More news out of Korea this week suggests that Samsung could be working on its own mobile browser.

Reports coming from the Electric Times claim that Samsung has been trying to recruit WebKit developers to replace the browsers on its smartphones with an in-house solution. WebKit is the open-source engine used to produce many web-browsers including Apple’s Safari and Google’s Chrome.

The fact that Apple and Google already have their own web-browsers means that news of Samsung’s desire to break into the browser market comes as no surprise. The advantage of mobile browsers is that unlike web-browsers, the version that is pre-loaded onto the mobile is the one consumers normally use.

A Samsung browser would go head-to-head with Google’s Chrome and might help the company differentiate its product if the browser proves to be a competitive and effective alternative to other handsets.

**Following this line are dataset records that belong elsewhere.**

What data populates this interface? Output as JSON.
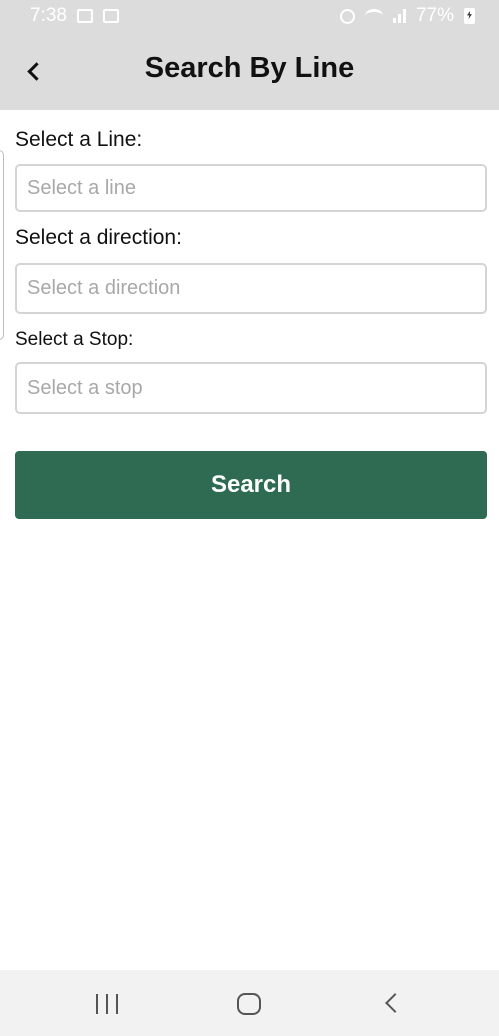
{
  "status_bar": {
    "time": "7:38",
    "battery": "77%",
    "icons": [
      "gallery-icon",
      "checkbox-icon",
      "alarm-icon",
      "wifi-icon",
      "signal-icon",
      "battery-charging-icon"
    ]
  },
  "app_bar": {
    "title": "Search By Line",
    "back_icon": "chevron-left-icon"
  },
  "form": {
    "line": {
      "label": "Select a Line:",
      "placeholder": "Select a line"
    },
    "direction": {
      "label": "Select a direction:",
      "placeholder": "Select a direction"
    },
    "stop": {
      "label": "Select a Stop:",
      "placeholder": "Select a stop"
    },
    "search_label": "Search"
  },
  "colors": {
    "app_bar_bg": "#dcdcdc",
    "primary_button": "#2e6b52",
    "placeholder_text": "#a8a8a8"
  },
  "nav_bar": {
    "icons": [
      "recents-icon",
      "home-icon",
      "back-icon"
    ]
  }
}
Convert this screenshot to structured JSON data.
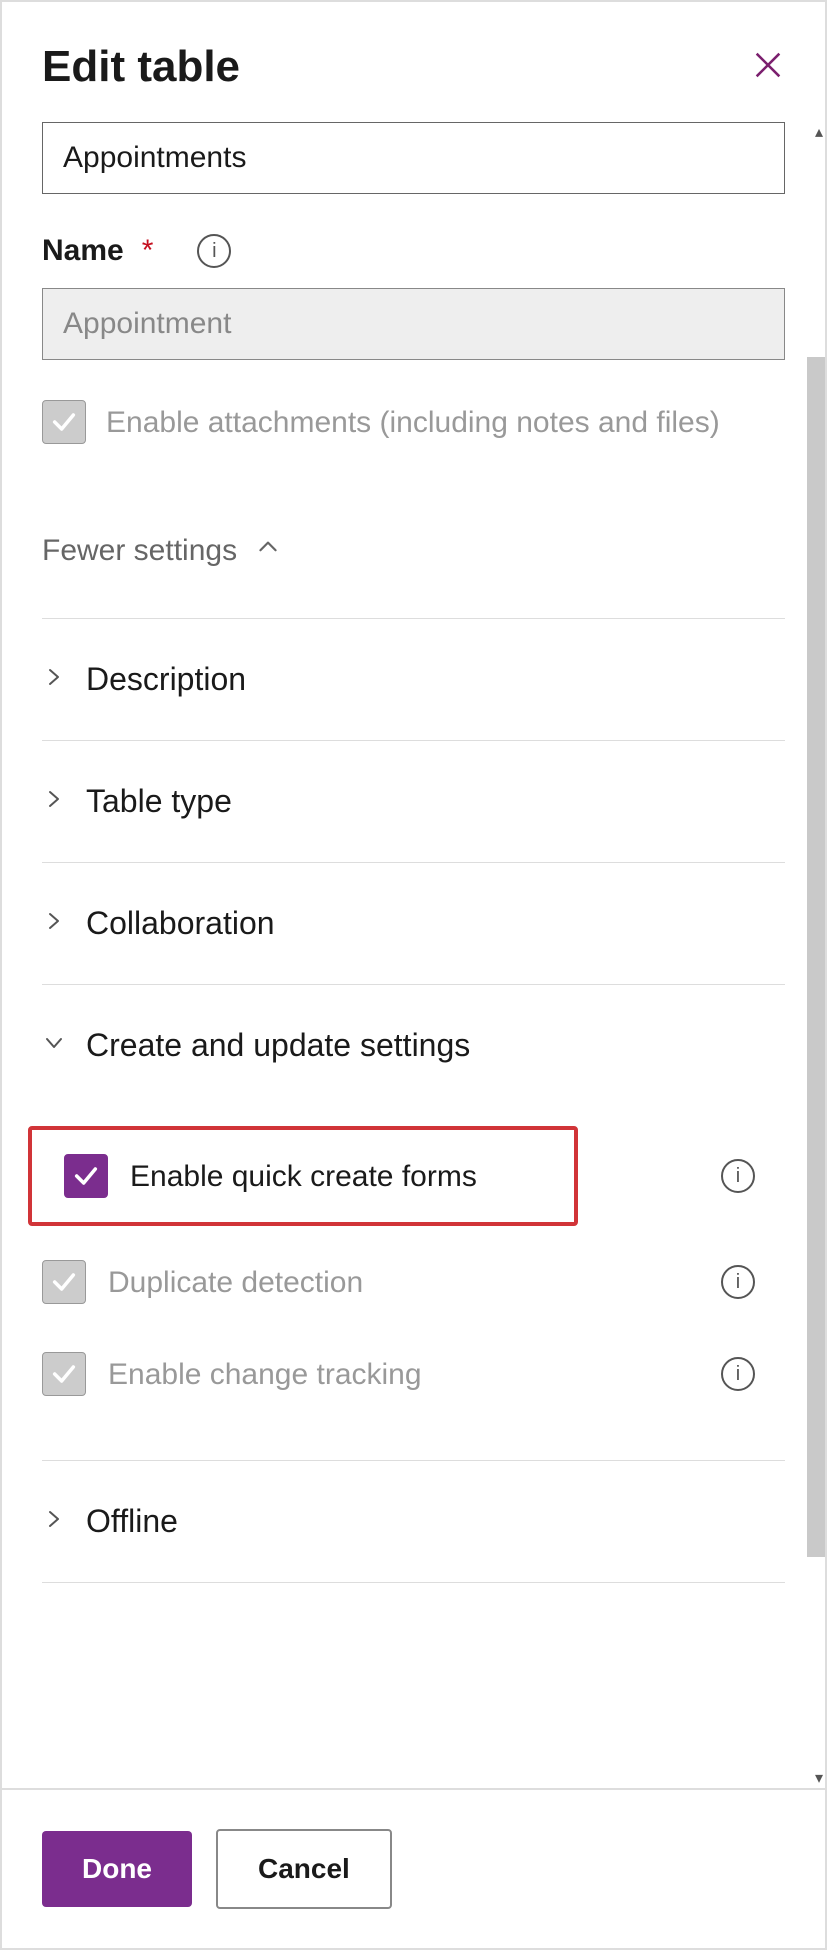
{
  "header": {
    "title": "Edit table"
  },
  "display_name_input": {
    "value": "Appointments"
  },
  "name_field": {
    "label": "Name",
    "value": "Appointment"
  },
  "attachments_checkbox": {
    "label": "Enable attachments (including notes and files)"
  },
  "fewer_settings_label": "Fewer settings",
  "sections": {
    "description": "Description",
    "table_type": "Table type",
    "collaboration": "Collaboration",
    "create_update": "Create and update settings",
    "offline": "Offline"
  },
  "create_update": {
    "quick_create": "Enable quick create forms",
    "duplicate": "Duplicate detection",
    "change_tracking": "Enable change tracking"
  },
  "footer": {
    "done": "Done",
    "cancel": "Cancel"
  }
}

Meanwhile Samsung is preparing to release its Galaxy Note 2 in Europe starting on October 1. The tablet hybrid (or phablet), which was formally unveiled at the IFA show in Berlin last month, comes with Google’s Android 4.1 Jelly Bean mobile operating system, in addition to a 1.6GHz quadcore processor and an 8-megapixel rear-end snapper.

There is also a stylus on-board, dubbed the S Pen, which can be used to construct emails and control the integrated planner, as well as a 1.9-megapixel front-facing camera which can be used for Skype. The phone also features a 5.5-inch HD Super AMOLED display.